Ma meno male che il referendum sull’autonomia differenziata non si farà. Curiosamente, da visioni opposte, Annalisa Cuzzocrea e Francesco Storace hanno scritto di una brutta notizia per la sinistra: ma quando mai? Il problema è semmai per la Lega che si ritrova tra le mani una pistola ad acqua, con una legge da riscrivere e un tortuoso negoziato con le Regioni da affrontare, di modo che la riforma Calderoli non è morta ma è ricoverata in ospedale in rianimazione. Complimenti.
La circostanza non dispiacerà per niente ad Antonio Tajani – ma questa alla fine non è una cosa molto importante – e nemmeno a Giorgia Meloni che cinicamente gode dell’insuccesso leghista. Però a questo punto lei dovrebbe spiegare come mai la famosa stagione delle grandi riforme, a metà legislatura, abbia prodotto solo un topolino, cioè il primo sì alla separazione delle carriere dei magistrati: non esattamente un ritmo da Usain Bolt. Forse se avesse cercato un confronto in Parlamento oggi la destra non avrebbe collezionato un mezzo fallimento sull’autonomia differenziata e messo il premierato in naftalina. Sulle riforme, bocciati.

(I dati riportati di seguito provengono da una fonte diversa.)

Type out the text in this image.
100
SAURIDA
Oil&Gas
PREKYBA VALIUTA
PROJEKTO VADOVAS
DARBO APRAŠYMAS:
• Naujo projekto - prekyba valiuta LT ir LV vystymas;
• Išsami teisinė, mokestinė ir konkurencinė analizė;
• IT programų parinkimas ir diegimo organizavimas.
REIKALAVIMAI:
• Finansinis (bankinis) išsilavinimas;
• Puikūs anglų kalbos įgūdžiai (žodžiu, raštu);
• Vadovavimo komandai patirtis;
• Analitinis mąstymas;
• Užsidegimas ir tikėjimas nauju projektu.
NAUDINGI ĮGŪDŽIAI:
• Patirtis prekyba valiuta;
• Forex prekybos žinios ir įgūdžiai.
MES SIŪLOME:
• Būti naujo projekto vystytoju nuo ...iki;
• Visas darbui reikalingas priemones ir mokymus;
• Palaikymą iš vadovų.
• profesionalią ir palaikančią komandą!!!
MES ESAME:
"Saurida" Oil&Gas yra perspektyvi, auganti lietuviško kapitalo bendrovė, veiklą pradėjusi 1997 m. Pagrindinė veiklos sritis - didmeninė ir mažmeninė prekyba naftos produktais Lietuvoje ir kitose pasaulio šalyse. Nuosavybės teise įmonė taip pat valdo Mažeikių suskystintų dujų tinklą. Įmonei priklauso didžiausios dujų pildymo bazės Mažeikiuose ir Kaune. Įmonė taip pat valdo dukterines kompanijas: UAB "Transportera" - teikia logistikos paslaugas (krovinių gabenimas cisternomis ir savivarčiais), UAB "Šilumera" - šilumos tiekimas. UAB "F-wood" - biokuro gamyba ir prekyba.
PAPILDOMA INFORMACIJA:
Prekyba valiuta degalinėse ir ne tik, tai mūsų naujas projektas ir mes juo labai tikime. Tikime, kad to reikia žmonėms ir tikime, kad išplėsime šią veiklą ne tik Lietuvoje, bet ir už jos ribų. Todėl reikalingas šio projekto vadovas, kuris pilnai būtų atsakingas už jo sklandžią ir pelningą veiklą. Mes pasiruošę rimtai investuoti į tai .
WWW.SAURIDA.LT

E veniamo al centrosinistra. È probabile che Elly Schlein non si stracci le vesti per la bocciatura del referendum che pure aveva imbracciato come un fucile per il riflesso condizionato della sinistra di fare un po’ di casino. Almeno speriamo. Lo schema è saltato. Voleva fare della stagione referendaria un campo di battaglia contro il governo costruendo una grande armée della sinistra sommando meridionalismo, landinismo (i quesiti sul Jobs Act) e uno po’ di diritti (il referendum di Più Europa sulla cittadinanza), un bel cocktail in salsa gauchista contro Meloni&Salvini. Chiaramente un azzardo.
Una sconfitta dei No alla riforma Calderoli, ipotesi tutt’altro che irrealistica perché il No del Sud anti-leghista non sarebbero bastato, e questo avrebbe significato una gigantesca vittoria per il governo, cioè un ottimo volano per una ancora più tranquilla navigazione nella seconda parte della legislatura. Un rischio troppo alto. Inutile da correre.
Ora la giornata referendaria di primavera si prospetta come ancora più moscia, e purtroppo si è voluto infilare un tema serio come la cittadinanza (cinque anni invece di dieci per richiederla) nel tritatutto di un quorum che non verrà mai raggiunto. Schlein punta molto sui referendum vendicativi sul Jobs Act, un pezzetto di legislazione che non appassiona altri che Maurizio Landini e i vecchi nemici del governo Renzi di dieci anni fa.
La segretaria del Partito democratico fa finta di ignorare che un pezzo del suo stesso partito non è per l’abrogazione, per cui molti o voteranno No o non andranno a votare. Schlein voleva il campo largo contro il governo e si ritrova un campo stretto sul Jobs Act, un regolamento di conti fuori tempo massimo tra gruppi dirigenti della sinistra che certo non è in grado di portare alle urne il cinquanta per cento più uno degli italiani. Alla fine, meglio così. E peccato per i milioni di euro buttati al vento.